The Fed Threw a Wet Blanket + Renewed Banking Crisis Fears = Stocks Down
Despite the criticisms directed at the Fed, it has successfully managed to reduce inflation without hindering economic growth thus far. In fact, the US economy has continued to surge forward, posting a surprising 3.3% growth in Q4 2023.
The Fed has stated that it is not in a hurry to lower interest rates because inflation remains above 3%, while the target is to achieve a 2% rate. The Fed intends to observe a decrease in inflation with sustained high employment levels before considering a reduction in rates.

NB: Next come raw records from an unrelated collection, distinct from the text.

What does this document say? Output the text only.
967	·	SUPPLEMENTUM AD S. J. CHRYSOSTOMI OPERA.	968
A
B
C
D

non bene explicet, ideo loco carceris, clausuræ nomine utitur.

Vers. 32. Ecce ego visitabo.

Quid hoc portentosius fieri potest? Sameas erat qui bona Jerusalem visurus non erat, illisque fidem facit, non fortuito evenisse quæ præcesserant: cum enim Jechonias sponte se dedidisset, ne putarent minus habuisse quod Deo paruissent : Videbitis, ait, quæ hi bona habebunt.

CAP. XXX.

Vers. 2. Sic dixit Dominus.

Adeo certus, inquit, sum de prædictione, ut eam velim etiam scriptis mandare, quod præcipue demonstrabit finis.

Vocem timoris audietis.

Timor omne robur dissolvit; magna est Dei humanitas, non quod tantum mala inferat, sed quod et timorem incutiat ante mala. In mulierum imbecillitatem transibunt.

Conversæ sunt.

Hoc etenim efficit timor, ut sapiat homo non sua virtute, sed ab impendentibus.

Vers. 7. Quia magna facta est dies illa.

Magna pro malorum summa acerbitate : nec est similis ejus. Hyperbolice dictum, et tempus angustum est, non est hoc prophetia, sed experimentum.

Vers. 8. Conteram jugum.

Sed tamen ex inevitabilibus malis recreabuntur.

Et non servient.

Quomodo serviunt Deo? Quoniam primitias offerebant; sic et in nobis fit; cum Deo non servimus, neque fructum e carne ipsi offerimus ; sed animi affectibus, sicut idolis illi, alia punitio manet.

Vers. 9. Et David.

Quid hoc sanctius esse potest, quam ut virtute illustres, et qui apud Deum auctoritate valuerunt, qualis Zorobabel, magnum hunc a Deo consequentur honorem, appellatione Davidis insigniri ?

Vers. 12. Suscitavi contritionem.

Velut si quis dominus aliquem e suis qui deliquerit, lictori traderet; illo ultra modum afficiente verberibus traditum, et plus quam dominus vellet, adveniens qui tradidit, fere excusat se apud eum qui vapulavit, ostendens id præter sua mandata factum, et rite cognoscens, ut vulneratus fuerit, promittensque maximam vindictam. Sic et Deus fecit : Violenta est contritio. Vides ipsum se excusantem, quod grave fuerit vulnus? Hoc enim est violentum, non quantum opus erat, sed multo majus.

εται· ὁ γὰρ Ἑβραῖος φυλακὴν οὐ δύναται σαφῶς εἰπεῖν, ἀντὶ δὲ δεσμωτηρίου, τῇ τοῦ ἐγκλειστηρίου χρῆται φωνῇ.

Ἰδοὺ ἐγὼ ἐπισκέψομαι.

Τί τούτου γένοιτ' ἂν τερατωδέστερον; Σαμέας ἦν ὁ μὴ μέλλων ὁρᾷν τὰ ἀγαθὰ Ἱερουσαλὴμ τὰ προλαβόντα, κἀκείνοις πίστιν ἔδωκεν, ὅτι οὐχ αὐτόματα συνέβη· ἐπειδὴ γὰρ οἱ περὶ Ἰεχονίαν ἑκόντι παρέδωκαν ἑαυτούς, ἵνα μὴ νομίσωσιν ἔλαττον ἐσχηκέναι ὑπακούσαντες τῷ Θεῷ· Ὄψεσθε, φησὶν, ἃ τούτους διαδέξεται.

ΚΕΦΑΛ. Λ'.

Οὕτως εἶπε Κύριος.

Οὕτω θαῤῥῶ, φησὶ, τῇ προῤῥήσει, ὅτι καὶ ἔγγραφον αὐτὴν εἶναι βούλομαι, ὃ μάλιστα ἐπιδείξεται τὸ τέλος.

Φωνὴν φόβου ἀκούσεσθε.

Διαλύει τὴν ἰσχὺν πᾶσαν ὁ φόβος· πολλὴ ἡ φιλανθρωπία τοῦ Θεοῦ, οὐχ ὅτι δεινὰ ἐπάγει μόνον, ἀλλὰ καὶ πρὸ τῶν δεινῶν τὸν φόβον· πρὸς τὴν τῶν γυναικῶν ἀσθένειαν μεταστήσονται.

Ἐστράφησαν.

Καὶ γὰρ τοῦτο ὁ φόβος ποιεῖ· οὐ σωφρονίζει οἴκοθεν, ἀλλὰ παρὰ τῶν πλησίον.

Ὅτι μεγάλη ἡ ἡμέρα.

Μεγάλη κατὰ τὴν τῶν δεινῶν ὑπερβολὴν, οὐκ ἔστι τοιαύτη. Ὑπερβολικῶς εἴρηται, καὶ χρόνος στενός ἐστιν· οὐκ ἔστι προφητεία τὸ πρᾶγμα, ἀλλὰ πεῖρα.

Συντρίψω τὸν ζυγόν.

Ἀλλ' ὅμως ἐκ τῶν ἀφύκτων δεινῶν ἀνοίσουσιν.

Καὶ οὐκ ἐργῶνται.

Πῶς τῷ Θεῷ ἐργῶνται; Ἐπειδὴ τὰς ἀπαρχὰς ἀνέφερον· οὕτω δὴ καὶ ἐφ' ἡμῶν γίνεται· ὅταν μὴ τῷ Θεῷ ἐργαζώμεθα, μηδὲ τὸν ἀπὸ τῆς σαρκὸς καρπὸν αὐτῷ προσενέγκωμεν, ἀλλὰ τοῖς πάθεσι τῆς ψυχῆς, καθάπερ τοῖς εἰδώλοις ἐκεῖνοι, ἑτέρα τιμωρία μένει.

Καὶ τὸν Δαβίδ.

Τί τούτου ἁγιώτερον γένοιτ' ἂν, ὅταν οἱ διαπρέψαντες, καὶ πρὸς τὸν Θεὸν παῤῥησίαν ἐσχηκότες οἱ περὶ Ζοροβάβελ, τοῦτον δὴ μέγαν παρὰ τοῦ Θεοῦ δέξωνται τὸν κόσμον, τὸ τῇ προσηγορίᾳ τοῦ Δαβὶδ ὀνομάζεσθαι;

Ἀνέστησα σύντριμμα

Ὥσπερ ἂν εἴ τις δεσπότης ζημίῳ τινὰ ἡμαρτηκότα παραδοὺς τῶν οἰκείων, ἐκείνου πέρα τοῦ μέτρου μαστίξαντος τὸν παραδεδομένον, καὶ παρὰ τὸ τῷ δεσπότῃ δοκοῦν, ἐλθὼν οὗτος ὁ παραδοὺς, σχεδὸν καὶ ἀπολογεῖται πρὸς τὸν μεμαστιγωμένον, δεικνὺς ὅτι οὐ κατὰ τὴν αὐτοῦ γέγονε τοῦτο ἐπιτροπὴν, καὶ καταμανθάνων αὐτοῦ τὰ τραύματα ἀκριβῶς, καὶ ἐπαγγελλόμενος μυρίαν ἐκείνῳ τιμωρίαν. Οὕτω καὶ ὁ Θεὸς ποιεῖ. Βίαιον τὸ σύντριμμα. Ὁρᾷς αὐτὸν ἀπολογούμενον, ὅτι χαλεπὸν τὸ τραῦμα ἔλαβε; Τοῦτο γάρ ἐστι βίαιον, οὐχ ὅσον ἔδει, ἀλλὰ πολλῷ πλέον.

The Fed's tone was more hawkish this round. During the press conference, Fed Chair Powell stating, "We’re not really at that stage; there was no proposal to cut rates... We weren’t actively considering moving the federal funds rate down."
He further tempered investors' expectations for a rate cut by indicating that March is 'probably not the most likely case.'
The hawkish tone may have disheartened some investors, leading to a sell-off in the stock market following the press conference. Technology stocks, as represented by the Invesco QQQ Trust (QQQ), and small-cap stocks, represented by the iShares Russell 2000 ETF (IWM), experienced declines of 2% and more.
SPDR Dow Jones Industrial Average ETF Trust (DIA): -0.7%
SPDR S&P 500 ETF (SPY): -1.6%
Invesco QQQ Trust (QQQ): -2%
iShares Russell 2000 ETF (IWM): -2.4%
No sectors were spared in the market downturn; all eleven sectors experienced declines, with technology stocks suffering the most significant losses.
Besides the hawkish tone from the Federal Reserve, another worrying factor emerged: the potential return of last year's banking crisis.
New York Community Bancorp (NYCB), which acquired the failed Signature Bank and hired former private bankers from another failed bank, First Republic, reported a loss of $252 million, contrary to analysts' expectations of a profit.